E a dívida, senhores?
1. No início de 2014, setenta personalidades decidiram subscrever um manifesto em defesa de uma reestruturação da dívida pública, como condição para promover o crescimento económico do País.
Pelo menos três anos antes já o PCP havia chamado a atenção para o problema e proposto, pela primeira vez no quadro partidário nacional, uma renegociação da dívida – nos seus prazos, juros e montantes. A tanto não chegou o manifesto dos setenta, enredado que ficou nas contradições dos seus subscritores. Ainda assim, estes afirmavam claramente: «Nenhuma estratégia de combate à crise poderá ter êxito se não conciliar a resposta à questão da dívida com a efectivação de um robusto processo de crescimento económico e de emprego (...). A reestruturação da dívida é condição sine qua non para o alcance desses objectivos». Taxativos, acrescentavam: «A actual dívida é insustentável na ausência de robusto e sustentado crescimento. (...) É imprescindível reestruturar a dívida para crescer (...). Sem reestruturação da dívida, o Estado continuará enredado e tolhido na vã tentativa de resolver os problemas do défice orçamental e da dívida pública pela única via da austeridade».
Circunstancialmente contida, a dívida pública, de então para cá, não diminuiu a gravidade do seu volume, do seu serviço, da sangria de recursos públicos e nacionais que vem provocando. Ademais, as medíocres perspectivas de crescimento da economia nacional têm sido sucessivamente revistas em baixa e aproximam-se mesmo dos níveis verificados nos últimos anos do governo PSD-CDS.

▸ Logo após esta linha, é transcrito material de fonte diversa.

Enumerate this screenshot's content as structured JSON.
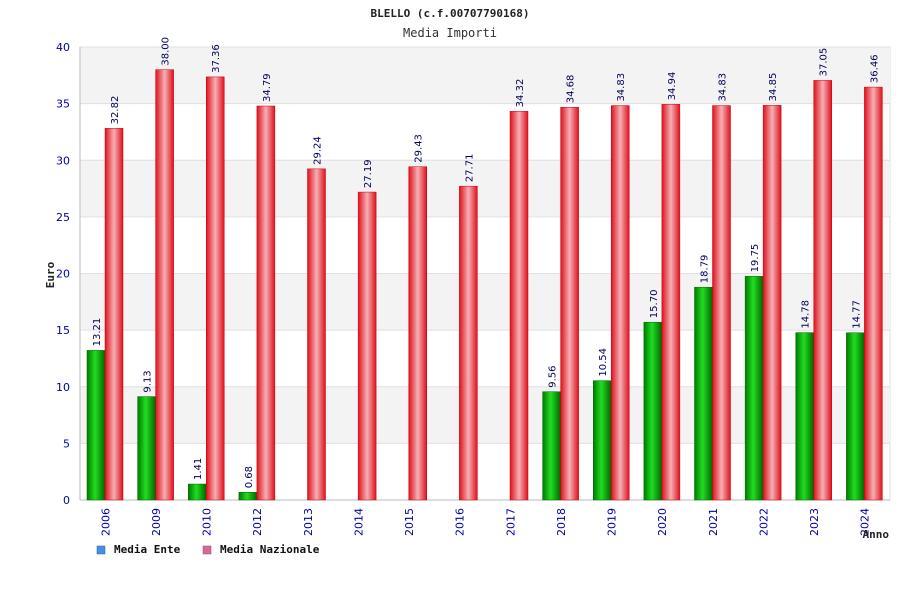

Surpreende por tudo isto (ou talvez não) o silêncio de chumbo de muitos dos subscritores do manifesto dos setenta.
2. Recentemente, por iniciativa dos deputados do PCP no Parlamento Europeu, foi promovida uma declaração escrita exortando as instituições da UE «a encetar e apoiar um processo de renegociação das dívidas públicas dos países mais endividados, reduzindo consideravelmente os respectivos níveis e encargos anuais, fazendo-os regressar a níveis sustentáveis e tornando, assim, o serviço da dívida compatível com o desenvolvimento económico e social». E propondo, ao mesmo tempo, «a convocação de uma conferência intergovernamental para debater a revogação do Tratado de Estabilidade Orçamental».
A referida declaração escrita lembra que o acentuado aumento da dívida pública em diversos estados-membros da UE não pode ser dissociado dos impactos assimétricos do processo de integração, incluindo o mercado interno, as políticas comuns e a União Económica e Monetária; nem das intervenções públicas destinadas a resolver os problemas dos bancos; nem tampouco dos ataques especulativos às dívidas soberanas, mormente as dos países periféricos.
Nunca nos anos mais recentes, o problema da dívida ganhou tamanha visibilidade no Parlamento Europeu. Não se esperava, naturalmente, atendendo à composição do órgão, que a declaração promovida pelos deputados do PCP obtivesse uma adesão maioritária. Tampouco existiam quaisquer ilusões de que as instituições da UE se rendessem à justeza dos apelos. Mas, desta forma, forçou-se a discussão do tema, como antes não se havia feito, e impôs-se a inevitável separação de águas. A declaração proposta pelos deputados do PCP recolheu apoio de 75 deputados do Parlamento Europeu, de um total de 19 estados-membros, na sua maioria oriundos do Grupo Confederal da Esquerda Unitária Europeia/Esquerda Verde Nórdica, mas incluindo gente de praticamente todos os grupos políticos. De Portugal, ficaram a faltar as assinaturas dos deputados do PSD, do CDS mas também as do PS. Ora para quem, internamente, foi dizendo que o problema da dívida deveria ser abordado no plano da UE, esta ausência será, digamos, elucidativa.
3. Facto incontornável é que a dívida e o seu serviço continuam sendo um obstáculo maior ao desenvolvimento do País. Um obstáculo que tem de ser removido, com uma renegociação da dívida – nos seus prazos, juros e montantes. Mas este constrangimento está indissociavelmente ligado a outros grandes constrangimentos e a um em particular: à permanência no euro. Não apenas porque o brutal endividamento do país resultou, em grande medida, da adesão e permanência no euro. Mas porque, como a experiência grega bem demonstrou, no actual quadro, dentro do euro, não há reestruturações da dívida senão para satisfazer os interesses dos credores.